A tale twice told: Wayne Ashton's Under a Tin-Grey Sari

But to be fair to Ashton: Under a Tin-Grey Sari is not a historical or realistic novel which has to pass the test of verisimilitude. If anything, the novel is a postmodern tour de force in which no formal schema holds sway, where time appears as fluid as the thought processes of the protagonists and the margins between reality and unreality, action and contemplation, disappear. The key word here is indeterminacy. So what if the plane from Chittagong to Dhaka flies over the Sundarbans, or the president of the club arriving from London to Chittagong via Dhaka has his luggage custom-checked!

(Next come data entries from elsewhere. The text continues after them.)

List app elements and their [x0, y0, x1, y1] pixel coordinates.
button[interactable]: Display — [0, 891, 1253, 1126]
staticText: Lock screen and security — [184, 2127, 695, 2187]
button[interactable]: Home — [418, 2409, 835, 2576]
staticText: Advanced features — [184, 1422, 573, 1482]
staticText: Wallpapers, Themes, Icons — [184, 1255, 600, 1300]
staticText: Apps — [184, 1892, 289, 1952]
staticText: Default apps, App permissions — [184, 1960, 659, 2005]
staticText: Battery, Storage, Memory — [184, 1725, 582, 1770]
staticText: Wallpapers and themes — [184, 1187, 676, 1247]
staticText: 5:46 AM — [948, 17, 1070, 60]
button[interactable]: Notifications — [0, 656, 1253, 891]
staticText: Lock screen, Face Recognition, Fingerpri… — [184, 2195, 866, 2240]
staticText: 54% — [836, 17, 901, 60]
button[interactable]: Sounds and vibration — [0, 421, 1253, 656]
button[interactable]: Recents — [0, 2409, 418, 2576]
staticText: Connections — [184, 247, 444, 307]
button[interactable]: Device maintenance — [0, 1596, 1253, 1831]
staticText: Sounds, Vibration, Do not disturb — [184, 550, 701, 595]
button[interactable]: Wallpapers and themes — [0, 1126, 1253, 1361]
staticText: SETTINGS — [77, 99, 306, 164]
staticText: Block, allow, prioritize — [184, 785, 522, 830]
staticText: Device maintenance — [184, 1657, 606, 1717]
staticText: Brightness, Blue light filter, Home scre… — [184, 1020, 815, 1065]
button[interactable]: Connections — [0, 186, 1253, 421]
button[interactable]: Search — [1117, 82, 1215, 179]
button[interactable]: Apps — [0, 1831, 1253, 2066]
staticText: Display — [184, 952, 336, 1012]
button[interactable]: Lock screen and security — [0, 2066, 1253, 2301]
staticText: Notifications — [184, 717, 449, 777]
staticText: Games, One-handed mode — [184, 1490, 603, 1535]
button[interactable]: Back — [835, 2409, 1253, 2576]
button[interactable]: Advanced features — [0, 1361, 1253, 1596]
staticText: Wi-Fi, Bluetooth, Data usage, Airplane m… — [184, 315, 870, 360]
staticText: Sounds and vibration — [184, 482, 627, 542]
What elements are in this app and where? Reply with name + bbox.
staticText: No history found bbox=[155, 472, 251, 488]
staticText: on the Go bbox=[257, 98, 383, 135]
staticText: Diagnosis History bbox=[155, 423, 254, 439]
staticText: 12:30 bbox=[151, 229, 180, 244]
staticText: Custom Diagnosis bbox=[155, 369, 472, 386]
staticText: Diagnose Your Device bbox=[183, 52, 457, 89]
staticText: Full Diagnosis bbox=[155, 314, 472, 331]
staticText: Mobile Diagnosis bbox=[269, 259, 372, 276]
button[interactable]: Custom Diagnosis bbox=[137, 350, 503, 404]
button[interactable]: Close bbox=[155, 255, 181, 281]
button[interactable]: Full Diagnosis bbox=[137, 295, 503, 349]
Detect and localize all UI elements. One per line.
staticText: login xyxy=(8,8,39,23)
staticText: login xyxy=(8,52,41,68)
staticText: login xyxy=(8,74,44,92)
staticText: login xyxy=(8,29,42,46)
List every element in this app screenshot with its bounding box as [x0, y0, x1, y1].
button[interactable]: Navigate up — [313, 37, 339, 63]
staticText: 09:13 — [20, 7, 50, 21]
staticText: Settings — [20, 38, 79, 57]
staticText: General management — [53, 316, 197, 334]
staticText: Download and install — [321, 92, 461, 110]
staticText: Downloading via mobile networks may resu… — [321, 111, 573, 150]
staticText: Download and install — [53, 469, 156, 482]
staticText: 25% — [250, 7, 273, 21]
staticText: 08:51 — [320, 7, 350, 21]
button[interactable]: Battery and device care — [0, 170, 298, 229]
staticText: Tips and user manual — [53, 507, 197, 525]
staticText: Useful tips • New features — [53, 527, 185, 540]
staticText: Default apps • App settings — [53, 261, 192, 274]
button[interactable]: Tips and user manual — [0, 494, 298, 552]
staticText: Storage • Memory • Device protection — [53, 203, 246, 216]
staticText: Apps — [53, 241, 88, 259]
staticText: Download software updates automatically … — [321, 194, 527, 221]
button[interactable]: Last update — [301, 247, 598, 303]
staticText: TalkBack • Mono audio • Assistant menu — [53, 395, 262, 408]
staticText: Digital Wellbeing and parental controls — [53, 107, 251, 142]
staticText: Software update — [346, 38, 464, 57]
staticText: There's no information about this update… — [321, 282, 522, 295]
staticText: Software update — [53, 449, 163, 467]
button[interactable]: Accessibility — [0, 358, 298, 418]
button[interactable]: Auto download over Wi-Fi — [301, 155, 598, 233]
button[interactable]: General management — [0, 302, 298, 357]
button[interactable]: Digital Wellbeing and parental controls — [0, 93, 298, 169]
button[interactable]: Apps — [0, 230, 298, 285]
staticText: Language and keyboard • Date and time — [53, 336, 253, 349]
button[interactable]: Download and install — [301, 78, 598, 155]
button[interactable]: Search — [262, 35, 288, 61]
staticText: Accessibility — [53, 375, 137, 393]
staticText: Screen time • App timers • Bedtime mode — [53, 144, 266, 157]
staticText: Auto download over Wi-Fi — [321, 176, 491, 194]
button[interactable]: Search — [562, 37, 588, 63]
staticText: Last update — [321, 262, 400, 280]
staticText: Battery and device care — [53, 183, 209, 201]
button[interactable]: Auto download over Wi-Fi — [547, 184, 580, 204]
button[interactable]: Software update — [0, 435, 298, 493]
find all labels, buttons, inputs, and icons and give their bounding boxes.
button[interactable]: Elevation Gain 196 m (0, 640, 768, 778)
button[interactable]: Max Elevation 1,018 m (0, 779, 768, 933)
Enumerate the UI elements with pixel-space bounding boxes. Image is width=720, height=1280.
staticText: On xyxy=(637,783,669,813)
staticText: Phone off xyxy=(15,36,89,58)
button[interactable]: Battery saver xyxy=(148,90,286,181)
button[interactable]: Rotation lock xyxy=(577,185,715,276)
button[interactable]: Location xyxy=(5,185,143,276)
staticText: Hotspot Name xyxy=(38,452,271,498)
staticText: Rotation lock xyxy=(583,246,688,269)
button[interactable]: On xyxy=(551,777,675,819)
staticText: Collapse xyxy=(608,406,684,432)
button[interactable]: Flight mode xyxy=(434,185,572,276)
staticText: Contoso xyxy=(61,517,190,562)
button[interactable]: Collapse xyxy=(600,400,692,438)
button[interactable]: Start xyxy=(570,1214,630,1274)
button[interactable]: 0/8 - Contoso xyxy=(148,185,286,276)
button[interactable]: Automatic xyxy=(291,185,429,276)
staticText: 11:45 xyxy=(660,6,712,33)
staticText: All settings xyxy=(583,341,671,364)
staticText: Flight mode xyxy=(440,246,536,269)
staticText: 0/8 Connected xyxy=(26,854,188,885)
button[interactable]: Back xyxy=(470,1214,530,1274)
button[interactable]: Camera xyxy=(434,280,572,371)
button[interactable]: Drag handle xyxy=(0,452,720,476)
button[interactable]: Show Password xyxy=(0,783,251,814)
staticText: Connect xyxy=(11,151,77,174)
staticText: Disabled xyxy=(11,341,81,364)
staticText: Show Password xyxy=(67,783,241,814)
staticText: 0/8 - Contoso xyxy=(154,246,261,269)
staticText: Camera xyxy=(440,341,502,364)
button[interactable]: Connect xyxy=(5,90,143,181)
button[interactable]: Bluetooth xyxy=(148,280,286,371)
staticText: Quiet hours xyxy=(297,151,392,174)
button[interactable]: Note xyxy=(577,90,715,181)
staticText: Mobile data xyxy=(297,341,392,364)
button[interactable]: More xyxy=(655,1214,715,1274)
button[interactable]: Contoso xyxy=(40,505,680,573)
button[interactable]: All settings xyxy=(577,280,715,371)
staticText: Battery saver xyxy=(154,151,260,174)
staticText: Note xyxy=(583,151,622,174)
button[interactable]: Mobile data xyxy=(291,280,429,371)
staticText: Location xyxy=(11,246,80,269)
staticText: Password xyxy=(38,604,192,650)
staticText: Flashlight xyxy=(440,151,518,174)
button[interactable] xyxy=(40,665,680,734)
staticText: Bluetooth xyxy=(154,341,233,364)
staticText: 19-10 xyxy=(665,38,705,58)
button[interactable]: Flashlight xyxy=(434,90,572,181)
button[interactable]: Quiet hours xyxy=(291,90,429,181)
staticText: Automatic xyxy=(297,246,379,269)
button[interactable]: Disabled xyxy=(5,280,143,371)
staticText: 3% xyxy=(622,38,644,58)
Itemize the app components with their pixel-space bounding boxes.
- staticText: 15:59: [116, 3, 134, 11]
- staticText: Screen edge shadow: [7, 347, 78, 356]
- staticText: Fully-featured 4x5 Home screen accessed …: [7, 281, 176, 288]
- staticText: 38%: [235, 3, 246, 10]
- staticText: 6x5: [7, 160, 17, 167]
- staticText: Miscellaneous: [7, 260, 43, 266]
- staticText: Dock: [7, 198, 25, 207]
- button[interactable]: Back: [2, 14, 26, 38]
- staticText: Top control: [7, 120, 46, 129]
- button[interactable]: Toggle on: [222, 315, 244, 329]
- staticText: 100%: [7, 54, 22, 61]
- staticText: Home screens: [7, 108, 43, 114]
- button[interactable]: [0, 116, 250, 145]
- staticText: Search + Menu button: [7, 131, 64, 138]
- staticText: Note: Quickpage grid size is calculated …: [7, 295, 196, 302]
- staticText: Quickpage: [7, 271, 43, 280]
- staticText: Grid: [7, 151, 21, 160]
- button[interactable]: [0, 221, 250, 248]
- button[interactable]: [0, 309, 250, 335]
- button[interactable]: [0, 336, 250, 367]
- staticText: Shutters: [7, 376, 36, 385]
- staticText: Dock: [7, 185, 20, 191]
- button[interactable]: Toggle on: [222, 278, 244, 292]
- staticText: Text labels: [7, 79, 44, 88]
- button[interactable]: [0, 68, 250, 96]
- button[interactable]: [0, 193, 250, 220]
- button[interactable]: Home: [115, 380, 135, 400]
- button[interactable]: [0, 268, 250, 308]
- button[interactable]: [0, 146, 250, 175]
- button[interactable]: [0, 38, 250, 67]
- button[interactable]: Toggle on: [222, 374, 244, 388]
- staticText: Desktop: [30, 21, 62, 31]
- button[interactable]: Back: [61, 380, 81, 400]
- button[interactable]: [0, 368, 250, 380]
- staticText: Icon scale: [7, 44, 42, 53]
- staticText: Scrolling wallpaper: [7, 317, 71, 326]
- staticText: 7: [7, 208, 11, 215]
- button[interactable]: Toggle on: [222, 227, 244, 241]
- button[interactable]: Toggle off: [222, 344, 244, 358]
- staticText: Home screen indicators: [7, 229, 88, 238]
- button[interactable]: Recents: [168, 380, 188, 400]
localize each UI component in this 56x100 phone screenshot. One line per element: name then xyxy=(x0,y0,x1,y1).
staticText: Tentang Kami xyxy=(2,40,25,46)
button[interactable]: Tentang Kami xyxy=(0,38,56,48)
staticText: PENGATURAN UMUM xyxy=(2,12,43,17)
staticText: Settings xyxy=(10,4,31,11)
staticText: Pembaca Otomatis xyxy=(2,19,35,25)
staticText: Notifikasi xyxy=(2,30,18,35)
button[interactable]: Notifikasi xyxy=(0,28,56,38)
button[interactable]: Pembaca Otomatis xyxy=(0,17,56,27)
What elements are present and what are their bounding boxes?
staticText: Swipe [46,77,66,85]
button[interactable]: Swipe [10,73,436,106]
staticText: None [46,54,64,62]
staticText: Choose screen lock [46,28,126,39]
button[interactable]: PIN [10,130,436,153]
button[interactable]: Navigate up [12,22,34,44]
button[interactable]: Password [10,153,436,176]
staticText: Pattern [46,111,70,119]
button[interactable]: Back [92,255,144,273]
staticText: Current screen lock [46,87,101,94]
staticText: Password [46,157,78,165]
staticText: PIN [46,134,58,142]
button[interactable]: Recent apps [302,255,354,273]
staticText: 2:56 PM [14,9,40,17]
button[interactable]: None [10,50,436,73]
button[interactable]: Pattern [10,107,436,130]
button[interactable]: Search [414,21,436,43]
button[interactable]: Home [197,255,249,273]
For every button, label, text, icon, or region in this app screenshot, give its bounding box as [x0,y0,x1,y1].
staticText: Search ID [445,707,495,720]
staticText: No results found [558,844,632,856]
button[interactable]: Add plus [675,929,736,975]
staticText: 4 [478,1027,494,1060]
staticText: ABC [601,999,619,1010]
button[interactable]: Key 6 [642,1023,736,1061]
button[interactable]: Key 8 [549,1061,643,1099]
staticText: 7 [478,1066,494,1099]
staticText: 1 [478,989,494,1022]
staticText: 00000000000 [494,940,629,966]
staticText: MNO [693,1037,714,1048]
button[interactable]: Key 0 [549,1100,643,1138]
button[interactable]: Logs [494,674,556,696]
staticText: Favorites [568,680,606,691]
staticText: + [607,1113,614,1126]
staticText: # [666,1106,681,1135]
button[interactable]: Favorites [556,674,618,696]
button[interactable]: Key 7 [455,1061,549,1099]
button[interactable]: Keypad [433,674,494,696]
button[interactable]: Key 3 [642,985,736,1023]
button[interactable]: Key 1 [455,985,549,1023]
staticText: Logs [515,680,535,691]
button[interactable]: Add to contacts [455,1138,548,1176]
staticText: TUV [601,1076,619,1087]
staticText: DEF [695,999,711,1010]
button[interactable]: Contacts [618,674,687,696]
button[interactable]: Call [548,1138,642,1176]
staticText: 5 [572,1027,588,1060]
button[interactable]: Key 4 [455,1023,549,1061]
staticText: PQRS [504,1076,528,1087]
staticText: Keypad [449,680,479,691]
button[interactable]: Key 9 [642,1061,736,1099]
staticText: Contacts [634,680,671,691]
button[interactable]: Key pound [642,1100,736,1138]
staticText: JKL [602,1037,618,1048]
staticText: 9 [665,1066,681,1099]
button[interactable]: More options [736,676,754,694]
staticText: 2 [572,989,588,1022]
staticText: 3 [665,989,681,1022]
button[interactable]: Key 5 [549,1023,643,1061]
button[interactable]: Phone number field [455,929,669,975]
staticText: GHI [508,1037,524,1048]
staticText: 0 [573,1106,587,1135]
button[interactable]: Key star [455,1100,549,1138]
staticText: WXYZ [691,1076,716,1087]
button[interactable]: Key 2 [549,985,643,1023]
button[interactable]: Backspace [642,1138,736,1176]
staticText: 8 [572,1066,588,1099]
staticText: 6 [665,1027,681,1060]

These are small matters indeed, especially if one considers the breathtaking sweep of the novel that ranges an esoteric mix of people with their plans and perspectives against a grim landscape that offers no respite. Then there are the narrative voices and narrative frames that create their own layered texture. Indeed, as one reads on, the novel appears to be less about verisimilitude or purpose or design than about an infinite play of imagination where the disjunctive nature of experience creates its own discursive patterns. As the sudden appearance and disappearance of The Shadow--the mystery of which is never explained--suggest, Under a Tin-Grey Sari is basically about the imponderables in our life--the happenings and presences that one doesn't always see or feel, and can hardly predict but which silently and relentlessly hold on to their place, upsetting even our best laid plans.
Thus, no one would probably raise any question about the authenticity of the sometimes improbable and bizarre experiences of the young crowd--including the Minisahib--because the characters, in the end, appear to be part of a pageant that simply keeps happening without forcing a conclusion. The fact that the setting is Chittagong--which is consistently rated by the narrator above Dhaka or Calcutta--lends an enchantment to the view, but one realizes that the limited space the city provides only makes the action that takes place in it all the more intense, and at times, anarchic. Chittagong is both esoteric and specific; these qualities do not cancel each other out: if anything, they reinforce each other.
The story of Under a Tin-Grey Sari is not out of the ordinary, although some of its twists and turns are. Zeythi arrives from the hills (she is a Chakma) in a household where the old master with (west) Pakistani connections lives with his British-born wife and their children, and the young grandchild, and where Khalid the cook looks after the kitchen and dreams of Dhaka and a new and improved tandoori oven which will bring him luck. Khalid has friends, Iqbal the letter writer and Mohendra the chickenwalla, among others, while Zeythi pretty much keeps to herself and the Minisahib. Chittagong has a Anglo-Bengali and English crowd with expat Australians thrown in who find the club a good place to meet and drink and while away the evenings. There is a (west) Pakistani crowd and a Bengali-speaking crowd as well, yet surprisingly, the focus is squarely on the bunch of bearers in the club (the chief bearer Akram and the spitting bearer Mahfouz being the two more prominent ones). There are temptations for Khalid in the shape of women he meets at the Polytechnic (yes, he is quite a literate fellow) but he is firmly given to Zeythi, who meanwhile is attempting to come to turns with the vacuum left behind by the death of both parents. Khalid does invent the tandoor, but the president (referred to as ÂPresident-bastardÂ) steals the design, leaving Khalid distraught. After disillusionment in Dhaka, he falls sick and dies. He is buried at the Zakir Hossein Road graveyard with a headstone announcing that he was 'A wise friend educated in the simple and the difficult things in life.'
The novel's story ends there, but it indeed begins from there too, as the dead Khalid is the narrator of the story. And as if a dead narrator is not enough to unravel the story's many mysteries and puzzles, Ashton presses into service Khan the Sabjantawallah as a super omniscient commentator, whose musings--as reported by Khalid--add to the novel's postmodernist narrative frame. The short (sometimes one and a half page) chapters, with elaborate titles, do a similar job. All told, Under a Tin-Grey Sari is a bravura tale told with gusto, and with a lot of empathy. It is a story that, despite its sometimes long-winded passages, amply rewards a close involvement by the reader with all its characters.
Wayne Ashton will have won over many a reader with this novel, except perhaps the die-hard Jatiyatabadi sort, for he mentions the unthinkable fact that it was Sheikh Mujibur Rahman whose voice first proclaimed the independence of Bangladesh, and that Ziaur Rahman's proclamation came a good two days later, on 28 March, 1971.
Syed Manzoorul Islam teaches English at Dhaka University.